Elsewhere, there are more modest examples of public amenities, cultural venues or shopping centres making good use of the space hidden beneath the city surface. In Bolzano, in northern Italy, architects have extended a technology college underground, creating nine classrooms and six workshops around a central courtyard. And under Helsinki, a complex of more than 400 tunnels is being expanded from excavations first made during the Cold War, with a capacity to shelter the city’s entire population (600,000 residents).
The Finish capital’s stated aim since 2011 has been to reduce surface congestion by moving things like swimming pools, hockey pitches or running tracks underground, and to keep some buildings out of sight, such as the data centre installed in a former underground bunker.
“People are becoming aware of the wealth that’s under their feet and starting to see basements from a less technical viewpoint,” Yann Leblais, the president of the French Association of Tunnels and the Subterranean Space, said in a recent speech.
But are residents ready to live in cities reminiscent of Fritz Lang’s Metropolis? The film director imagined a city where impoverished workers lived below, heaving under the weight of the pleasures and luxury of another society living overground.
“It’s all a question of light,” says Corinne Vezzoni, the Marseilles architect who created La Fourragere, a transport hub 24 metres below ground, accessible through an open gap. The opening, she explains, “offers a reassuring escape enhanced by a wall with reflective sides that guide the sun right into the dark recesses.”
Vezzoni is inspired by the work of her peer Dominique Perrault, who has mastered the art of transforming basements. In Seoul, in 2008, the Frenchman completed the Ewha Women’s University, which has 70,000 square meters of classrooms, lecture theatres, libraries, cafeterias and other venues, and has become a reference in subterranean design.
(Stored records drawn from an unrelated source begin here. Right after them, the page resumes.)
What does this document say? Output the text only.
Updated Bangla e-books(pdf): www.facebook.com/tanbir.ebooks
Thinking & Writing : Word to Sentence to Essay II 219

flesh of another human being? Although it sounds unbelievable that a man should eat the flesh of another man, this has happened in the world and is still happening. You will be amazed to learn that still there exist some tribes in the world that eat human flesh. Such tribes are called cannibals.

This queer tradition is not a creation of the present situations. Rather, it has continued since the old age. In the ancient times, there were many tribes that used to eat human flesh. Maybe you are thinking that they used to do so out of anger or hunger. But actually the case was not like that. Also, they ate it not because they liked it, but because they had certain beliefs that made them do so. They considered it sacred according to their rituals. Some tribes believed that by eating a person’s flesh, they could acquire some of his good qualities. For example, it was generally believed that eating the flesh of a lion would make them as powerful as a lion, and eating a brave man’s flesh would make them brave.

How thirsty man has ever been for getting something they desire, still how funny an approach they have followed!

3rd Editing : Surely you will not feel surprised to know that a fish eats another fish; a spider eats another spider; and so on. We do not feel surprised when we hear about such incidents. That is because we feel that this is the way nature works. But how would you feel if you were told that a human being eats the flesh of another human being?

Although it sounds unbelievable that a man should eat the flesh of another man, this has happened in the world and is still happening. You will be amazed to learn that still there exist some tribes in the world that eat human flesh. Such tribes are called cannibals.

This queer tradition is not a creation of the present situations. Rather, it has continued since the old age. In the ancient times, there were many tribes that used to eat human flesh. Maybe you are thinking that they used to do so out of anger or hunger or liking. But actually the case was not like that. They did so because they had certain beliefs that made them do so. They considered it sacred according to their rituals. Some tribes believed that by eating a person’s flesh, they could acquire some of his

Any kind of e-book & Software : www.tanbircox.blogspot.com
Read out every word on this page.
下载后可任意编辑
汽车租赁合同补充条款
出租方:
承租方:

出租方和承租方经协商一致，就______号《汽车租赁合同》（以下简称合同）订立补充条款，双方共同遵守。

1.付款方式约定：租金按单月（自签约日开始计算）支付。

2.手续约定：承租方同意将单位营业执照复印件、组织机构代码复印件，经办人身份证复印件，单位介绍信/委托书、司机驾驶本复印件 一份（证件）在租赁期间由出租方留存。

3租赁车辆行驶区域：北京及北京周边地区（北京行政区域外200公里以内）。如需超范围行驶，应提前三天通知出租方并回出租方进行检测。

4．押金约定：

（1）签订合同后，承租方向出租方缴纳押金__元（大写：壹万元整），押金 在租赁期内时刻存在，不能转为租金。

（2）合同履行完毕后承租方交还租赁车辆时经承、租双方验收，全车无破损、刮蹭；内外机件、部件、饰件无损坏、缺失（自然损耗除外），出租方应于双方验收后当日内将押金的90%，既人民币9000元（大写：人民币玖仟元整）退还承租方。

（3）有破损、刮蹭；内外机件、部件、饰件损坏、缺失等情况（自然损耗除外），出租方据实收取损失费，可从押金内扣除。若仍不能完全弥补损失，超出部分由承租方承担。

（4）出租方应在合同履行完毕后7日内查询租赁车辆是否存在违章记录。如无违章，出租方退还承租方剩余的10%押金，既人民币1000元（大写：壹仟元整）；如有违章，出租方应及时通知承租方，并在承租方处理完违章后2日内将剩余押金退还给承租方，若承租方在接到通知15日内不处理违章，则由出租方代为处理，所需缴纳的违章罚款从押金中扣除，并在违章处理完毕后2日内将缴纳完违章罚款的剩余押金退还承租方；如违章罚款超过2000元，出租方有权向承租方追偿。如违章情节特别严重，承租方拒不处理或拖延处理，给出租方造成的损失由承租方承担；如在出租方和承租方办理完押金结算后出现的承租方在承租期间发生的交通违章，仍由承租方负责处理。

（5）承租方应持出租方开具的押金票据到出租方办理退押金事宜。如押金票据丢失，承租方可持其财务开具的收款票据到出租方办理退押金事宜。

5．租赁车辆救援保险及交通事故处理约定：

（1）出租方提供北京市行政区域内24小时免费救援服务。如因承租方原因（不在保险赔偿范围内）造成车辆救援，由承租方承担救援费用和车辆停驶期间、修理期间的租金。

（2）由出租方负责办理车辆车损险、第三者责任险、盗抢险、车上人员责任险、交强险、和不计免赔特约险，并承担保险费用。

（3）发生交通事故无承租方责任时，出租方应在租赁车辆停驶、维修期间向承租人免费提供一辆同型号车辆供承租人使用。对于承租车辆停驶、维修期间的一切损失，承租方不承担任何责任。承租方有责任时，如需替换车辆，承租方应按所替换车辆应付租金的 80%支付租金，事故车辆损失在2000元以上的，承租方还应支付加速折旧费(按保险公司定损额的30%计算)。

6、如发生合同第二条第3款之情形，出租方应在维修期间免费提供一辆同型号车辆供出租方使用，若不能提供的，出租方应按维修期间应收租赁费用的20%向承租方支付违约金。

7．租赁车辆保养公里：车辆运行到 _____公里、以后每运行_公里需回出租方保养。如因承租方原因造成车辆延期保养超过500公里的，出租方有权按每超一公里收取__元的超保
An ample breach cut through a hill leads Ewha’s 22,000 students underground while providing both light and security. People accept underground spaces more readily, it’s been shown when they have easy access to the open.
“I had to do a lot of digging in the end,” Perrault told a seminar in Lyon in July 2017.
The architect also designed the light towers and holes at France’s National Library, and has ideas — which he shared last July during a visit to the think tank La Fabrique de la Cite — for how to perhaps transform the exclusive Avenue Foch in Paris, by removing car traffic and building downward, as he did for the Ewha campus.
Not to be outdone, architects with the Mexican firm BNKR Arquitectura are working on an even more ambitious idea: An “earthscraper” — something like an upside-down skyscraper. The unusual project would be built in Mexico City’s Unesco listed historical district and would descend 300 meters to create an “inverted pyramid with a central void” to lights its 65 floors.
— Worldcrunch, 2018, in partnership with Les Echos/New York Times News Service
Paul Molga is Marseille correspondent of French newspaper Les Echos.